Atualmente, temos observado um aumento considerável no número de diagnósticos de Transtorno do Espectro Autista (TEA). Esse fenômeno apresenta um grande desafio: incluir crianças, jovens e adultos nesse contexto.
Segundo a pedagoga e neuropsicopedagoga Jaqueline Supriano de Souza Alves, em artigo publicado no Vatican News, é essencial que, ao abrirmos as portas da Igreja, também possamos abrir nossa percepção e sensibilidade para reconhecer as famílias que, por conta de seus filhos com deficiência, acabam se afastando da vida comunitária.

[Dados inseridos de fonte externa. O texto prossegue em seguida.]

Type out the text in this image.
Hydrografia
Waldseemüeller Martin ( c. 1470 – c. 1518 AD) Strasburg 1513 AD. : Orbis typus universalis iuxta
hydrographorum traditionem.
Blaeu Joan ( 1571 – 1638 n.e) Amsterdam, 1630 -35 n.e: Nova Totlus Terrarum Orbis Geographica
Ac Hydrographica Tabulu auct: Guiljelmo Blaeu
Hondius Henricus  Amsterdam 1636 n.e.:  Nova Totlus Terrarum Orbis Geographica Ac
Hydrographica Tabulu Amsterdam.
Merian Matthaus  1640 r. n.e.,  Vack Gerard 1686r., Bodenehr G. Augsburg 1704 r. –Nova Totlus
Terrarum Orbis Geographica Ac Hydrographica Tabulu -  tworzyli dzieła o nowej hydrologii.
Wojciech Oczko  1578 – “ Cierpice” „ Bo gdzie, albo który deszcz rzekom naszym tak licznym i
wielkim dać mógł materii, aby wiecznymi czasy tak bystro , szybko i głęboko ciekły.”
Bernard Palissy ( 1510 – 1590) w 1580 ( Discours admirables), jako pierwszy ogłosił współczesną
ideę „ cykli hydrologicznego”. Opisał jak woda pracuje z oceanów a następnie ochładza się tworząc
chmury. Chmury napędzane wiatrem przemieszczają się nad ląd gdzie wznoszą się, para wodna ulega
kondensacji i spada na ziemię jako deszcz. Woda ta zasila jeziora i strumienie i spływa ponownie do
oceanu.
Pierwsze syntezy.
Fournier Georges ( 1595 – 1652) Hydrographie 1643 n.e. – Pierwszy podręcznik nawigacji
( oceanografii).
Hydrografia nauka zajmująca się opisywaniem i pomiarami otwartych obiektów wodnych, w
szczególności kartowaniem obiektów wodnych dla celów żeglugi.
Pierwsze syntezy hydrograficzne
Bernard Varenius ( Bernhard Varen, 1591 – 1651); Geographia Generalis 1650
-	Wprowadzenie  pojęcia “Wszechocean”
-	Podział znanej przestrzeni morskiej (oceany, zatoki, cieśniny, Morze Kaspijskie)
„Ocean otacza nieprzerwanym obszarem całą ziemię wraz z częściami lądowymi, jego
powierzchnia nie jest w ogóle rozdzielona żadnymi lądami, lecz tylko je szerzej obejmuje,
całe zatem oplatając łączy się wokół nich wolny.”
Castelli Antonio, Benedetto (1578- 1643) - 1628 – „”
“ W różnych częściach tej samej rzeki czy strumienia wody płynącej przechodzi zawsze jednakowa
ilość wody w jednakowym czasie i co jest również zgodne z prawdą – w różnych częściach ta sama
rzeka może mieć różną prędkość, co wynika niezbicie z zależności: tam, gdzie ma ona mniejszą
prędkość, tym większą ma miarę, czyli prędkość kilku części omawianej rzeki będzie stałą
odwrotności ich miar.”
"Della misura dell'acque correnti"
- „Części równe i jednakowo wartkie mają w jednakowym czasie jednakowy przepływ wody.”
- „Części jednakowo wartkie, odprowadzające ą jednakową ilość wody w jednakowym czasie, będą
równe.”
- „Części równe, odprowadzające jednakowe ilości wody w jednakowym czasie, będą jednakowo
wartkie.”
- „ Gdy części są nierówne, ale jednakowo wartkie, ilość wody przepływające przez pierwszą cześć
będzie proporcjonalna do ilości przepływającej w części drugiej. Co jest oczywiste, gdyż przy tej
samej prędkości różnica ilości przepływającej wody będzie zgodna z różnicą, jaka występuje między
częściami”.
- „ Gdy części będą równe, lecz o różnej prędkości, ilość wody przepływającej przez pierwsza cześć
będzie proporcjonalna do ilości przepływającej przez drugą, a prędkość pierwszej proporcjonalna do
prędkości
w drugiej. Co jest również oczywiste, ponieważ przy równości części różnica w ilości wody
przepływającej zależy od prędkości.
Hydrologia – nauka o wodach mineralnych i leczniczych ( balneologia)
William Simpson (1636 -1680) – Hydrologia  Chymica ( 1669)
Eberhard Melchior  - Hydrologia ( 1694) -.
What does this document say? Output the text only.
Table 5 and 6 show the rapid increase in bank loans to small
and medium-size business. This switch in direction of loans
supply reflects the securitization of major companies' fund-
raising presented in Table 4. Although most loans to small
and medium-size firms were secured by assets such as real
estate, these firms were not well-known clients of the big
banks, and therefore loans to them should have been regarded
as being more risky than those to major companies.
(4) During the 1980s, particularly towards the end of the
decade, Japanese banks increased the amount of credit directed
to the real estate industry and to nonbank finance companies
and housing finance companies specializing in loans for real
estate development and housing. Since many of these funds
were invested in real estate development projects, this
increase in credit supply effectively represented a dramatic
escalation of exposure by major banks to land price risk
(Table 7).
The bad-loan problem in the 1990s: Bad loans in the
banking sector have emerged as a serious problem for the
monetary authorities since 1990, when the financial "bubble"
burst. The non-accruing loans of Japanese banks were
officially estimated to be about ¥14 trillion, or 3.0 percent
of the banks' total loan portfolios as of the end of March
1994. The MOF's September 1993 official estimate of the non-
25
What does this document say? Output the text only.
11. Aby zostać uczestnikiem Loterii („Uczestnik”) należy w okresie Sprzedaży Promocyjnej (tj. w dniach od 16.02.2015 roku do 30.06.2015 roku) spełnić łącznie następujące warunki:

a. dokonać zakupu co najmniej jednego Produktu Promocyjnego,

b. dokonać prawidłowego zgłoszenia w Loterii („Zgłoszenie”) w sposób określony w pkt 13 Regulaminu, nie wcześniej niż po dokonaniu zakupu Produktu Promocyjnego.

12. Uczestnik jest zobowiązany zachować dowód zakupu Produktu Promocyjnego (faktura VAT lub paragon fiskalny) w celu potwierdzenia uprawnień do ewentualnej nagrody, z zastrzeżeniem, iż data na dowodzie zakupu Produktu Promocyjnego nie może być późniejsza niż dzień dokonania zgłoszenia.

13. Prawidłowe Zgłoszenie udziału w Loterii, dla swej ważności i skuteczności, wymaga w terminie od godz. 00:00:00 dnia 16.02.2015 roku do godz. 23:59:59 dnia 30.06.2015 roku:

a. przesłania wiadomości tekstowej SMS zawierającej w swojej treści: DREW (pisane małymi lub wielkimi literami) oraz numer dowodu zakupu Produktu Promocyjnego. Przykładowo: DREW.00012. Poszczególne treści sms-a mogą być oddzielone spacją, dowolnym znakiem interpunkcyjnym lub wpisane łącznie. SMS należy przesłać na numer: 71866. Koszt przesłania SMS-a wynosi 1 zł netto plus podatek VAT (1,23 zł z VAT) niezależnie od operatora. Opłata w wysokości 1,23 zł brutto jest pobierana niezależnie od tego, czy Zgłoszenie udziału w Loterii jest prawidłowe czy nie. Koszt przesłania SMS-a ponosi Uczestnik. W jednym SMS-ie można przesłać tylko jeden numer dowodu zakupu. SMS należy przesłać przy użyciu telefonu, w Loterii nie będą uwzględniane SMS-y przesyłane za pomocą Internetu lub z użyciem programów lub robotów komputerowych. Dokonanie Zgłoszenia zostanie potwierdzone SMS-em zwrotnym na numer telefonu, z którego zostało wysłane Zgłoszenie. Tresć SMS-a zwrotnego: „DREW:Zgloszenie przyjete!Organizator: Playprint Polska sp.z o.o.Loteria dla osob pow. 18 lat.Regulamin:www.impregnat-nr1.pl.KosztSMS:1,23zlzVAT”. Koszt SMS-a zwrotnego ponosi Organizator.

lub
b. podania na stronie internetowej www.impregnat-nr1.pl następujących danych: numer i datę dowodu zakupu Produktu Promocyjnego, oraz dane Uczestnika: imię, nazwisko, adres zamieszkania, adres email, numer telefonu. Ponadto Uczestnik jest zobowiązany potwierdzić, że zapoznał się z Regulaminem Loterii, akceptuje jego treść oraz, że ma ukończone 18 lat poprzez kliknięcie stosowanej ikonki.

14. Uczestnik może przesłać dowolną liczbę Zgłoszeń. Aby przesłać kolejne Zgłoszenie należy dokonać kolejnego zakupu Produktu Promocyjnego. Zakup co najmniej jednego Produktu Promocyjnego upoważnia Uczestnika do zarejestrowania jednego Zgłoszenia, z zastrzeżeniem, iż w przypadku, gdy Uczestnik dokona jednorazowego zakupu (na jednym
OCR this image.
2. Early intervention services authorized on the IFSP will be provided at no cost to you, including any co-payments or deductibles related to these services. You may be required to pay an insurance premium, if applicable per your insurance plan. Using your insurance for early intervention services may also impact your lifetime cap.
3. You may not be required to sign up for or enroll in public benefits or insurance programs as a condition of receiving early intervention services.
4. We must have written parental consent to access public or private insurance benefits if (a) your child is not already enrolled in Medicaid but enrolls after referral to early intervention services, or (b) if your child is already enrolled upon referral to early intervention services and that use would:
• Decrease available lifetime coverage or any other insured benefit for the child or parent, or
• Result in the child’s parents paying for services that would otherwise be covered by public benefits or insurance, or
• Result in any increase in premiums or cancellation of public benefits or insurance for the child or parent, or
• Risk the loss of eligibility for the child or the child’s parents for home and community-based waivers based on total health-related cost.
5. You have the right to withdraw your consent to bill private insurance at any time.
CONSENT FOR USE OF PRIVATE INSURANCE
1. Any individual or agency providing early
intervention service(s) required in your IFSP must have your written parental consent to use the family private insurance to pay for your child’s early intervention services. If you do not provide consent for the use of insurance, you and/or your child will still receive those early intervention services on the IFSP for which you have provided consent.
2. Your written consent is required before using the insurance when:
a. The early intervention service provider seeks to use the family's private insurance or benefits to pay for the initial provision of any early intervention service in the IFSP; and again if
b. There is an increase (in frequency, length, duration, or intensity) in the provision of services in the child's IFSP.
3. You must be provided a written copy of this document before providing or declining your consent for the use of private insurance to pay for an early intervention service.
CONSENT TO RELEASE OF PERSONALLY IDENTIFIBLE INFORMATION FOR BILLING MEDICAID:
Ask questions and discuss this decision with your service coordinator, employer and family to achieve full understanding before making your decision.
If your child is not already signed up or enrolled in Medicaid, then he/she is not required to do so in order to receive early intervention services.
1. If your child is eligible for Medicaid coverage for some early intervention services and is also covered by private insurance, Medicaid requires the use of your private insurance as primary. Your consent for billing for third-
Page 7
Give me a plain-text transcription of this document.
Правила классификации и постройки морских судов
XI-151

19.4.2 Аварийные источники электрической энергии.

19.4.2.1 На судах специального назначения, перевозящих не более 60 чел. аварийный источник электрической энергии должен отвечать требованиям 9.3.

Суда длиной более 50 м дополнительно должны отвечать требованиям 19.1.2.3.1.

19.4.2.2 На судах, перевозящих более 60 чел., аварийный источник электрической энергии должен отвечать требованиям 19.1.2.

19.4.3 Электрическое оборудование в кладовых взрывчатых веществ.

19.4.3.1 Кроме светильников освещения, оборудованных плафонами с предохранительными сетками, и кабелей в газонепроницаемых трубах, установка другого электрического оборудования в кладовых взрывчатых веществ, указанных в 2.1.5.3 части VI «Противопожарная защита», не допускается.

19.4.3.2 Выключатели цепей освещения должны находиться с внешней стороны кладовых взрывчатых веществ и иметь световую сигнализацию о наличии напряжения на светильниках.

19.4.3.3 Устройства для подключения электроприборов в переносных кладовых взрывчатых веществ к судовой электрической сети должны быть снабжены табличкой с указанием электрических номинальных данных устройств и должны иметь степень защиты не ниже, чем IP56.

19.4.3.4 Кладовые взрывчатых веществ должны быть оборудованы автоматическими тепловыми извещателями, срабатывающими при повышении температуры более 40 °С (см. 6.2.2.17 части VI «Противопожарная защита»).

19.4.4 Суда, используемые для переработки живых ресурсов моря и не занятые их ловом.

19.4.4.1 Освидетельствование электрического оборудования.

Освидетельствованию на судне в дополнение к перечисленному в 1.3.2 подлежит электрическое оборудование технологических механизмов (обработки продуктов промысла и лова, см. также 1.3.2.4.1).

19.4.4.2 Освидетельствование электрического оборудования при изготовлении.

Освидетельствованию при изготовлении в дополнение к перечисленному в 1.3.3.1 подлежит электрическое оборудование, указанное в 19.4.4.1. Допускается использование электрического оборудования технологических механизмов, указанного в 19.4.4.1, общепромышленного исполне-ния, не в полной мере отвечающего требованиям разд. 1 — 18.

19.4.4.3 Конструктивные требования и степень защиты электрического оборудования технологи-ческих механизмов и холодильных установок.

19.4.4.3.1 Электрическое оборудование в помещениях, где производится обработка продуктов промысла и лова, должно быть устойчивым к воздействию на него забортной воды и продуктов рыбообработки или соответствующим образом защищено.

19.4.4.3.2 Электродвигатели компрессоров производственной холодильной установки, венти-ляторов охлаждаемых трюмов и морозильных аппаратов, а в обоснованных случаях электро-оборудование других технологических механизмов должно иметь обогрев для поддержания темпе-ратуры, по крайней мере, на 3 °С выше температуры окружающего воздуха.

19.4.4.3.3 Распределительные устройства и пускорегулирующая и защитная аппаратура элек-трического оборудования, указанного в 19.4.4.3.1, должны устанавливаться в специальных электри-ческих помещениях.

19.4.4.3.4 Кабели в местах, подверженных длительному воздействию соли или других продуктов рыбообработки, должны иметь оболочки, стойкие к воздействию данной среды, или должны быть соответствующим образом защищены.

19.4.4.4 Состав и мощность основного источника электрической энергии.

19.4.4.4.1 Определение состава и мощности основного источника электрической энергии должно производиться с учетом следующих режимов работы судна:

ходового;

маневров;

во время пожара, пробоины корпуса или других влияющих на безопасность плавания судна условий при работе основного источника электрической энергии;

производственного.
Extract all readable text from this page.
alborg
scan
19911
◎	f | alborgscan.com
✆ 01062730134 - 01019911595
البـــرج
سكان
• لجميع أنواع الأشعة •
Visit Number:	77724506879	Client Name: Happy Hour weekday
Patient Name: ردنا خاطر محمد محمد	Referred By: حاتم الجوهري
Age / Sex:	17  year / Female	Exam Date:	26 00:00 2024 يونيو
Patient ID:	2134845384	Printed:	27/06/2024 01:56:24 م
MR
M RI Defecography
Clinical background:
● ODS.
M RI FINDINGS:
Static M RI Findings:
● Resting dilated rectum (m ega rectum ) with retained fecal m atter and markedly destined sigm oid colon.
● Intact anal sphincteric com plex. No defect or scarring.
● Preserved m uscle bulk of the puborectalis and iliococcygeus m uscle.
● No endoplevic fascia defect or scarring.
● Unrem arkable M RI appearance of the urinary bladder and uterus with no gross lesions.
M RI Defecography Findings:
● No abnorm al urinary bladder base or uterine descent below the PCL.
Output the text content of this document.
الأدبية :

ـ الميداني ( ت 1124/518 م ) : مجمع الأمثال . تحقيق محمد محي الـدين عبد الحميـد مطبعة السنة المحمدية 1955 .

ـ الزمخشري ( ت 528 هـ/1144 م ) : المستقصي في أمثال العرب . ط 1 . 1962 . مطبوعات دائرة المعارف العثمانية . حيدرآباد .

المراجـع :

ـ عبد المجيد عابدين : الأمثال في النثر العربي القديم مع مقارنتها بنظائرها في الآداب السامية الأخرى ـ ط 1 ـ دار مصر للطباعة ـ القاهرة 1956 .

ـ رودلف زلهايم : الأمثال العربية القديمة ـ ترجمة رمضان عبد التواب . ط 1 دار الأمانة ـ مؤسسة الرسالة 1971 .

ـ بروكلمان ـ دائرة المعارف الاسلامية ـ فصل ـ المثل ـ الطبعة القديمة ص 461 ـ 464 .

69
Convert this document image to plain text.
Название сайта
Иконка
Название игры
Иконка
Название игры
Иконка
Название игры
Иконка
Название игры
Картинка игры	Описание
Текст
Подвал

Para ela, “o maior desafio está em abrir a mente e o coração para aceitar essa realidade, reconhecendo que, muitas vezes, somos nós mesmos as barreiras que impedem as pessoas de frequentarem a Igreja”.
Como lembra o Evangelho de Mateus (19,14): “não as impeçais”. Se antes eram os discípulos que impediam as pessoas de se aproximarem de Jesus, hoje, observou Jaqueline, muitas vezes somos nós os discípulos.
Outro ponto crucial, segundo a especialista, é a acessibilidade, que não se limita apenas a rampas ou banheiros adaptados, mas envolve também ajustes e adaptações que permitam a participação de todos, e não apenas da maioria.
“Uma Igreja que acolhe, inclui e respeita é a Igreja de Jesus, que se preocupa com a pessoa como um todo, e não com a deficiência”, reforçou Jaqueline.
Ela destacou ainda que pessoas com deficiência têm o direito de acessar as estruturas da Igreja, tanto físicas quanto espirituais, para reencontrarem sua essência, que é ensinada por Jesus.
Jaqueline afirmou que o tema é de grande relevância para a sociedade e deve ser levado aos líderes religiosos e, principalmente, ao coração de todos os membros da comunidade, para que aqueles que estão fora possam ser incluídos.
“Uma igreja inclusiva é, de fato, uma igreja de portas abertas”, disse.
Hoje, muitas famílias deixam de levar seus filhos à igreja. Por isso, ela ressalta a importância de pensar nessas famílias e oferecer um acolhimento genuíno, capaz de quebrar as barreiras que impedem a frequência e a vivência comunitária.
“Portanto, ninguém deve ser excluído do acesso ao sagrado, expresso na vivência religiosa, por conta de sua deficiência. Devemos abrir nossos olhos e ouvidos para perceber, ao nosso redor, o quanto podemos ser agentes de inclusão em nossas igrejas, atentos e cuidadosos com todos aqueles que estão próximos de nós!”, conclui.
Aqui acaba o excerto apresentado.